La organización al margen de la ley ha perfeccionado un sistema que prioriza la formación de menores de edad, a quienes posteriormente desplazan hacia distintos frentes para ejecutar acciones terroristas. Este esquema revela una estructura jerárquica y logística robusta que busca garantizar el dominio territorial absoluto mediante la violencia sistemática.
El engranaje delictivo comprende etapas de captación, adiestramiento y distribución de efectivos hacia puntos clave de la geografía colombiana. Gracias a esta metodología, las disidencias han logrado cimentar su poder en variadas regiones a través de maniobras tácticas permanentes.

Reclutamiento y formación táctica en el Cauca
Un integrante de la inteligencia militar detalló la operatividad de estas células. Según sus declaraciones, el ciclo delictivo se inicia de forma alarmante:
“El proceso comienza con el reclutamiento de menores de edad, quienes son trasladados a zonas específicas de entrenamiento”
, señaló el oficial al explicar cómo se alimenta esta maquinaria de guerra.
En enclaves como el Naya, situado entre el Valle del Cauca y el Cauca, los infantes son instruidos en el manejo de armamento pesado, aeronaves no tripuladas (drones) y dispositivos explosivos. Sobre la gravedad de la situación en este sector, el uniformado fue enfático:
“Lo que hay en esta zona (Naya) es impresionante, porque allí se concentran menores de edad junto con jóvenes que son obligados a ingresar a sus filas”
.
El mando militar añadió que los grupos ilegales aplican un riguroso sistema de selección.
“Todo está milimétricamente cuadrado porque hacen un perfilamiento detallado”
, puntualizó, aclarando que cada nuevo recluta recibe un rol específico basado en sus destrezas particulares dentro de la organización criminal.
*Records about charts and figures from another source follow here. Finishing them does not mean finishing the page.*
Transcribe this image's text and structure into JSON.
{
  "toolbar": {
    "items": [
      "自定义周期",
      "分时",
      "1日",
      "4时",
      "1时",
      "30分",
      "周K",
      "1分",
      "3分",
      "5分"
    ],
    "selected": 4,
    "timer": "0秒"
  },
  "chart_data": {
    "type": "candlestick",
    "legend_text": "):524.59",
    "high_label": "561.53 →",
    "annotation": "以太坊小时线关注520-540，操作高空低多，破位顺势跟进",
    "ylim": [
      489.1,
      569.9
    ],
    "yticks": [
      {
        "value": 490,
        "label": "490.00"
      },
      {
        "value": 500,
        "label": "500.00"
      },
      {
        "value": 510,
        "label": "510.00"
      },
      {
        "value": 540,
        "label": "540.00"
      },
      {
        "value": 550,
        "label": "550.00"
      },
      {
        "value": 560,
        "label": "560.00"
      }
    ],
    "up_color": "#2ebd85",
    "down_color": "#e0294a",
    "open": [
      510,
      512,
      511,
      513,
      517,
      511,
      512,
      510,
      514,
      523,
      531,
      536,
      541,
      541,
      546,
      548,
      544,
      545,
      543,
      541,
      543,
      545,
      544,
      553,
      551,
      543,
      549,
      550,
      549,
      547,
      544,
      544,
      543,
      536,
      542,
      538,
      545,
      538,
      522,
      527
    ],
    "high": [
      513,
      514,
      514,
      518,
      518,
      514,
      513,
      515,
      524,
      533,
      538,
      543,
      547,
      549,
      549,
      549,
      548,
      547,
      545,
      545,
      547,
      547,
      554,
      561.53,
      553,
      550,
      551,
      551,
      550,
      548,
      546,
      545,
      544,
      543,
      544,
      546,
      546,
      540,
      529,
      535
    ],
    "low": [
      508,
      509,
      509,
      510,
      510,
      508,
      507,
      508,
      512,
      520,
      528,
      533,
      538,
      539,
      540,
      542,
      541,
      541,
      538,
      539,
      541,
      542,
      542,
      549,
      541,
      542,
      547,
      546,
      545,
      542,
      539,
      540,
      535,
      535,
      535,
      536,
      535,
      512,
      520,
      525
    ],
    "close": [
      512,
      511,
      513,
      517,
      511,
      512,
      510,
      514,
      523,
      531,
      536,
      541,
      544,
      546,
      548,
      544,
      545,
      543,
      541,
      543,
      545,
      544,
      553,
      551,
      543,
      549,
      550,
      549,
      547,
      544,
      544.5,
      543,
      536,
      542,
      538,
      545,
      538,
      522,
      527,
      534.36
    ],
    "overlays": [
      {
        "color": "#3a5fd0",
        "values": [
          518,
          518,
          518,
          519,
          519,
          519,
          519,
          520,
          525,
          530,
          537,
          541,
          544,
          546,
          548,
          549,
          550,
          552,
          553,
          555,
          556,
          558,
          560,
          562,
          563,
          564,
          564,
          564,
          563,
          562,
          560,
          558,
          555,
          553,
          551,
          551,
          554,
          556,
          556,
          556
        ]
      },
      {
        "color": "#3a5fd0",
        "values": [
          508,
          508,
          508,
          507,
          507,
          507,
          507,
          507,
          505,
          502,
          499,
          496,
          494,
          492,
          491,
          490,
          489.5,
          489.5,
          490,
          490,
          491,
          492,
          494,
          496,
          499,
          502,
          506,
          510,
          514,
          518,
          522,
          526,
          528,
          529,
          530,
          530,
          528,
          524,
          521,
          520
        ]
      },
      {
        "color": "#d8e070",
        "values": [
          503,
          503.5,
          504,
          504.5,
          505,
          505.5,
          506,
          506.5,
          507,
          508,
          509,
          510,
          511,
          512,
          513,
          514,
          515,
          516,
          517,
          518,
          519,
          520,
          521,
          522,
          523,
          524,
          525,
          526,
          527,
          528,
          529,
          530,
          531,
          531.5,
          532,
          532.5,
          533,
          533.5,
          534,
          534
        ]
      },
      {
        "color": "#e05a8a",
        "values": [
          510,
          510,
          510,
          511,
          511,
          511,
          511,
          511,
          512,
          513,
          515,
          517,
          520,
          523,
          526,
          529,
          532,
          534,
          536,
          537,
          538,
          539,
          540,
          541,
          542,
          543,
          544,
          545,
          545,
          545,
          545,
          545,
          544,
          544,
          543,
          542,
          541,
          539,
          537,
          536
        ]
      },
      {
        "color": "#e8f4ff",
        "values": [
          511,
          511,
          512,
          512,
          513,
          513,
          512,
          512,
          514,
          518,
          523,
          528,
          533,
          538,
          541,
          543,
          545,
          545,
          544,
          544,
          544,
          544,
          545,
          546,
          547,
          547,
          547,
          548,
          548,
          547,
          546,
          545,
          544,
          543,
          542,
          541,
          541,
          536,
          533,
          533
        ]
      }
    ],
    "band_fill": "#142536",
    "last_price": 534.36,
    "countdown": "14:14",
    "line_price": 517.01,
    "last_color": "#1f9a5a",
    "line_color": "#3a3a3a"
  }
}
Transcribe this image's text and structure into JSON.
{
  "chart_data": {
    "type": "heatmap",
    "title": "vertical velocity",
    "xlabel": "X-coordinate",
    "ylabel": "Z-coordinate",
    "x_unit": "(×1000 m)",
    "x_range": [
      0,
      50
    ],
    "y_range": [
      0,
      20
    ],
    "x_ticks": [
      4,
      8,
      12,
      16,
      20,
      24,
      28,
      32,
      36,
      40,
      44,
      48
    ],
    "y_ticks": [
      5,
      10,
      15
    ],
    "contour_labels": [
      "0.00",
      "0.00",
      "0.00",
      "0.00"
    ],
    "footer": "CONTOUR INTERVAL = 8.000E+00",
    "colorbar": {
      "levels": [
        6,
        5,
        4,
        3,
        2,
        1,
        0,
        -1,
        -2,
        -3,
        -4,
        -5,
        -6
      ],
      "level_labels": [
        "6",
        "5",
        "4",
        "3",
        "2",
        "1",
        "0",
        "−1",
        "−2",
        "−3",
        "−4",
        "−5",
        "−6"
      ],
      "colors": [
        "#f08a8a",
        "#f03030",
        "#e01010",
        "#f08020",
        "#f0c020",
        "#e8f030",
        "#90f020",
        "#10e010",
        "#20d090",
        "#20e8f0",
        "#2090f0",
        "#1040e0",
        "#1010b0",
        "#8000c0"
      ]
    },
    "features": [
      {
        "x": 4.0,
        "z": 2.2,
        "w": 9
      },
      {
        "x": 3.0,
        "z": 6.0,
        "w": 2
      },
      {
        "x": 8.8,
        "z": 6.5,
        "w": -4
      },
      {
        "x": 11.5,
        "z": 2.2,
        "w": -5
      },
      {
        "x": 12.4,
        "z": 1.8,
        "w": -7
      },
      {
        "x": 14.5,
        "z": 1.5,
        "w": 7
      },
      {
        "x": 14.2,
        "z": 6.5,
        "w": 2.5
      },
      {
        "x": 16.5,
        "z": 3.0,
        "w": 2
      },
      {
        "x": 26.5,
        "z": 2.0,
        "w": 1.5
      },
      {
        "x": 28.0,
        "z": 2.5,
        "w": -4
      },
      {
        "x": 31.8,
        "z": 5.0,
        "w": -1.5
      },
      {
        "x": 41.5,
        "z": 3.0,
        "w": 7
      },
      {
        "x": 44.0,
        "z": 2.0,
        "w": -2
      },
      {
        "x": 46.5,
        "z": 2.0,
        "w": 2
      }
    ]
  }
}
Expansión del dominio territorial y ofensivas
Tras finalizar la fase de instrucción, tanto menores como jóvenes son despachados a cumplir mandatos violentos en todo el país. El oficial reveló el tipo de coacción que sufren los integrantes:
“Les ponen pruebas reales… instalar explosivos en ciudades como Cali o en zonas del Valle y Nariño”
, lo que demuestra la exposición extrema al peligro de estas personas.
Quienes logran superar estas exigencias delictivas son movilizados hacia corredores estratégicos para el tráfico de drogas y el crecimiento del grupo. Desde localidades como El Plateado, en el Cauca, se emiten directrices para incursionar en territorios como Antioquia, Chocó y el Catatumbo, donde las disidencias pretenden afianzar su hegemonía.
La relevancia del departamento caucano fue resaltada nuevamente por la fuente de inteligencia:
“El Cauca es el epicentro. Allí no solo entrenan combatientes, también forman especialistas en explosivos y en el manejo de drones”
. Esto confirma que la zona funciona como una academia del crimen tecnificada para las estructuras de Iván Mordisco.

Esta compleja red ha sido confirmada mediante recientes operativos de la fuerza pública, tales como la Operación Malaquías. En dicha intervención, fueron neutralizados miembros de estas facciones, entre ellos un sujeto identificado como un enlace esencial de comunicación entre el Cauca y el resto del territorio nacional, lo cual evidencia la interconexión de estas bandas en el país.